Dans les pays occupés (alors qu'il n'était plus question désormais d'exil vers l'étranger pour les Juifs), l'«aryanisation» de l'économie fut plus rapide et plus brutale: partout, des décrets ou des ordonnances obligèrent les Juifs à liquider leurs entreprises, les plus petites étant purement et simplement fermées, les plus importantes passant à des acheteurs «aryens» sous le contrôle des autorités allemandes. Parmi ces acheteurs se trouvaient souvent des firmes allemandes bien décidées à profiter de l'aubaine. En outre, différentes mesures, comme le blocage des comptes bancaires, permettaient de parfaire ce processus d'expropriation.

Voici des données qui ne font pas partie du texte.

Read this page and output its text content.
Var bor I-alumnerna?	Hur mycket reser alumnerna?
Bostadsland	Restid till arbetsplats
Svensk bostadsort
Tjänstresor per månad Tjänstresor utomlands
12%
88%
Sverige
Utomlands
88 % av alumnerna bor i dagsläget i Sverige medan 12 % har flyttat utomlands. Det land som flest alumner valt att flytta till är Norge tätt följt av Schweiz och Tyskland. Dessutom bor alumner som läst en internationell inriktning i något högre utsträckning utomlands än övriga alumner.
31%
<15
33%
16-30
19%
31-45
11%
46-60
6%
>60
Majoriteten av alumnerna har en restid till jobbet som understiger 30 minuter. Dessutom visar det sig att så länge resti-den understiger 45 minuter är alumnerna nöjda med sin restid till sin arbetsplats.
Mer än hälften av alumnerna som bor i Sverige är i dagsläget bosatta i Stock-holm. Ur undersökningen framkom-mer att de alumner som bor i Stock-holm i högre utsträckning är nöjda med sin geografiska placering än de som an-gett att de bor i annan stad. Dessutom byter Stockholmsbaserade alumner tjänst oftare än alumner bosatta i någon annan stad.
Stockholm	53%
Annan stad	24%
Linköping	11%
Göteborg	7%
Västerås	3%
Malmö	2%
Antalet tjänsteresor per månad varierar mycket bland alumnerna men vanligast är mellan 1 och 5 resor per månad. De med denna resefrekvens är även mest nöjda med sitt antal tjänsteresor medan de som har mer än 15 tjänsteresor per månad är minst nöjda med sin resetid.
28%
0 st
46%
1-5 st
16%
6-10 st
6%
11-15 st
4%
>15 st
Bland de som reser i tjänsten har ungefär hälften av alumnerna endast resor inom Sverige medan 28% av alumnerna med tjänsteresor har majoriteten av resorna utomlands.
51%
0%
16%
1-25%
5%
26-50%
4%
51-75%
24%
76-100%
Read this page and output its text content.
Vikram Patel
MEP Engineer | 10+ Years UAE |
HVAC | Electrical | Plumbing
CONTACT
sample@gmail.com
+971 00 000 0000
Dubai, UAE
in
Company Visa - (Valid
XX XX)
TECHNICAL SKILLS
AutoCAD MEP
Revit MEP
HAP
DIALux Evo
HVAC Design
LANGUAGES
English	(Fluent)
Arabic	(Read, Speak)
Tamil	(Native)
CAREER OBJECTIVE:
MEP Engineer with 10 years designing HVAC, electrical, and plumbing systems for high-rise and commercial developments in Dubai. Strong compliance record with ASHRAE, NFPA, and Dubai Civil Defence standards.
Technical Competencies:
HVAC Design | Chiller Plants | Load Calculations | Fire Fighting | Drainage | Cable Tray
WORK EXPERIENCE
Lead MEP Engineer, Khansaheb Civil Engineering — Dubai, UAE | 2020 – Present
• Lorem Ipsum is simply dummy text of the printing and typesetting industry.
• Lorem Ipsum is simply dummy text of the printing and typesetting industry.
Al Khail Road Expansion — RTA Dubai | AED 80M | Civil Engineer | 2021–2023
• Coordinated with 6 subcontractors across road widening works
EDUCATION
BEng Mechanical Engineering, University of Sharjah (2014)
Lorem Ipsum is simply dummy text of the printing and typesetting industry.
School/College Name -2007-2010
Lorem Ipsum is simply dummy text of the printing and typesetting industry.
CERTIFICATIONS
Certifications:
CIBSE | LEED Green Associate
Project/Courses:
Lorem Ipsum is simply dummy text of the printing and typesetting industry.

Enfin, la déportation permettra aux nazis ainsi qu'à leurs collaborateurs dans les pays occupés de faire main basse sur les biens des maisons et des appartements qu'occupaient les Juifs.

3. La concentration

La concentration des Juifs avait un double but. Il s'agissait de regrouper les Juifs avant leur élimination mais aussi de rompre tous les liens qu'ils pouvaient entretenir avec la société environnante. Alors que l'émancipation avait entraîné la disparition des ghettos, les nazis vont s'acharner à reconstituer cette barrière physique entre les Juifs et les non-Juifs, même si les ghettos de la Seconde Guerre mondiale n'ont pratiquement rien à voir avec ceux des siècles passés.

Parmi les premières mesures dans ce sens figure la loi de 1935 pour la protection du sang allemand qui interdisait le mariage et les relations sexuelles entre Juifs et non-Juifs. S'y ajoutèrent différentes dispositions visant à interdire les lieux publics, les écoles supérieures, les transports et même les plages aux Juifs.

Mais c'est l'invasion de la Pologne en septembre 1939 qui va précipiter de manière dramatique ce processus de ségrégation. Avec cette conquête territoriale, l'Allemagne avait en son pouvoir la plus importante communauté juive d'Europe: plus de trois millions de personnes dont près de deux millions dans les territoires occupés par l'Allemagne (rappelons que l'est de la Pologne fut occupé en septembre 39 par l'armée soviétique suite aux accords secrets du pacte germano-soviétique d'août: ces territoires seront ensuite envahis par l'Allemagne à partir de juin 1941 au moment de l'attaque contre l'Union Soviétique).

Les premières déportations

La Pologne occupée par la Wehrmacht fut découpée en deux: l'ouest (Posnan, Lodz, Katowice) fut pratiquement annexé à l'Allemagne, tandis que le centre (Varsovie, Lublin, Cracovie) formait le «Gouvernement général» dirigé par un nazi, Hans Frank. Le projet des nazis prit alors forme: il s'agissait de regrouper tous les Juifs d'Allemagne et de Pologne dans l'est du Gouvernement général.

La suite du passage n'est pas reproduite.